Criticism is stating your concern as an attack on a person’s character or a defect in their personality

  • You are always talking about yourself. You are such a narcissist!
  • You never want to spend time with me. I guess I love you more than you love me. 
  • You never consider my feelings/needs! You're so selfish!
  • You always make me be the bad guy/gal with the kids. 

Offering a critique is honest feedback about something you’d like changed or addressed. It’s a critique of an action, not a person’s whole character. 

  • I want more time together because I want to feel close again/work on our relationship, but I haven't felt prioritized by you lately.
  • It’s upsetting to me when you leave all the disciplining to me.
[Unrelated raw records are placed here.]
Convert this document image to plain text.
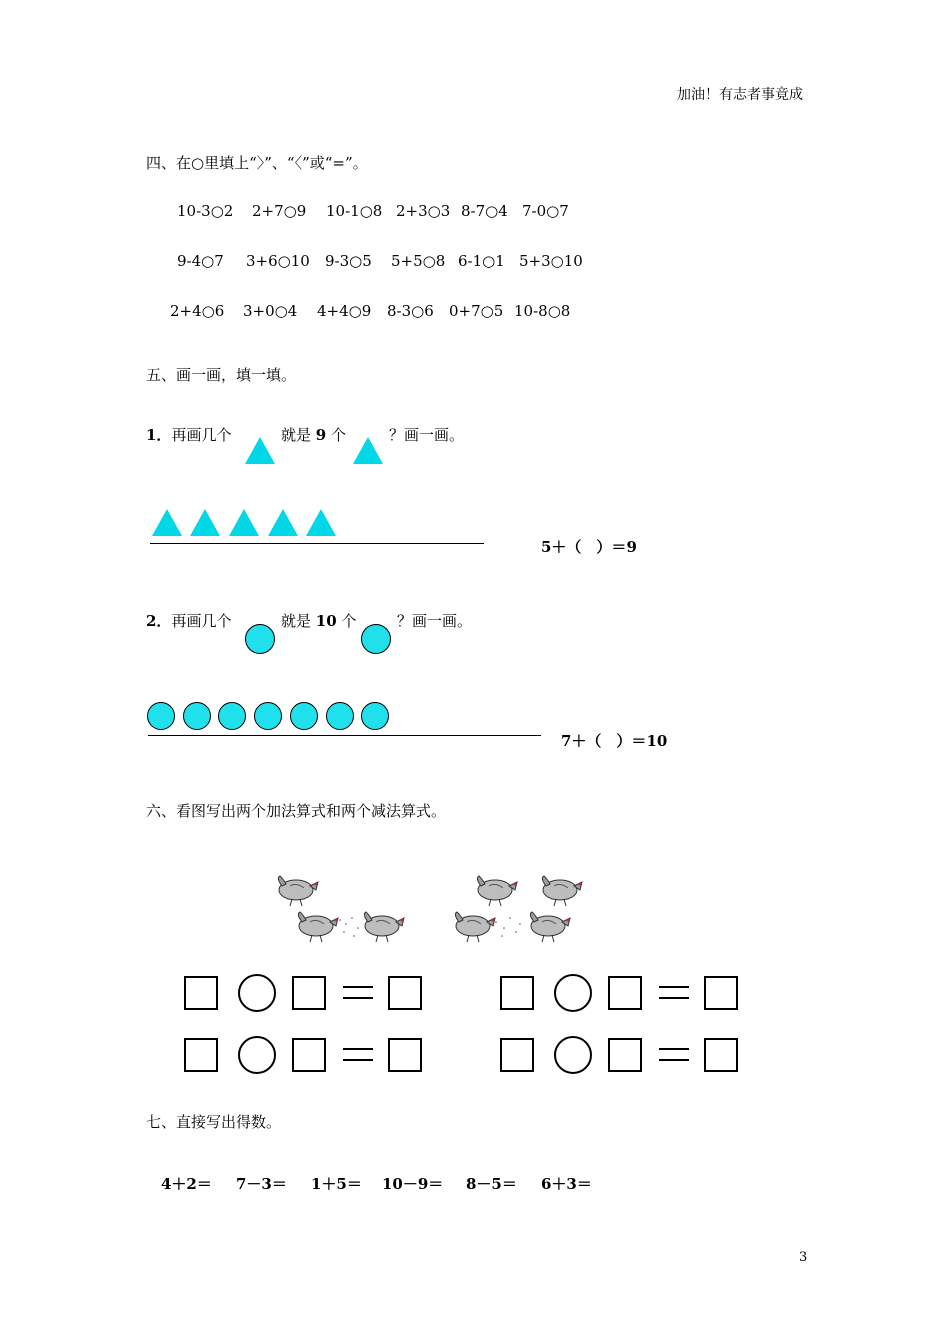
加油！有志者事竟成
四、在○里填上“〉”、“〈”或“=”。
10-3○2 2+7○9 10-1○8 2+3○3 8-7○4 7-0○7
9-4○7 3+6○10 9-3○5 5+5○8 6-1○1 5+3○10
2+4○6 3+0○4 4+4○9 8-3○6 0+7○5 10-8○8
五、画一画，填一填。
1．再画几个	就是 9 个	？画一画。
5＋（　）＝9
2．再画几个	就是 10 个	？画一画。
7＋（　）＝10
六、看图写出两个加法算式和两个减法算式。
七、直接写出得数。
4＋2＝ 7－3＝ 1＋5＝ 10－9＝ 8－5＝ 6＋3＝
3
Can you start sharing this responsibility with me so I can be the good guy/gal sometimes?
  • I need you to work towards being more thoughtful of me/my time/my feelings because when you do _________, it feels like you're not thinking about how it affects me.

If you want your relationship to change for the better and get your concerns addressed, it's vital you communicate your feedback as a critique. Your partner will not be able to hear your request for change if it comes out as criticism, AND it will make the relationship worse. 

Dr. John Gottman, a research scientist who has researched marital stability and divorce prediction for the last 40 years, identifies criticism as one of four of the most corrosive behavior patterns in a relationship. He actually calls these behaviors the "Four Horseman of the Apocalypse!" No confusion there! 

When you're on the receiving end of a critique, listen to the behavior that your loved one is requesting you change. And challenge yourself to not generalize their critique as "I'm a failure" or "I'll never be enough". Offering critiques and being able to hear them is essential for creating a long-term loving relationship that works for both people. 

Good relationships that get better over time are those that can acknowledge they don't know everything about how to love their partner well. They are open to critiques, willing to share critiques so their partner isn't in the dark and eager to learn what kind of actions leave their partner feeling loved and understood. This is why as marvelous as infatuation can feel, long-term loving and collaborative relationships win out every time. 

 The truth is, we all have room to grow in learning to love the people in our lives. In offering one another good critiques that are coated with a layer of "I love you, and you're a good partner, but I need you to hear me", we can learn how to love better.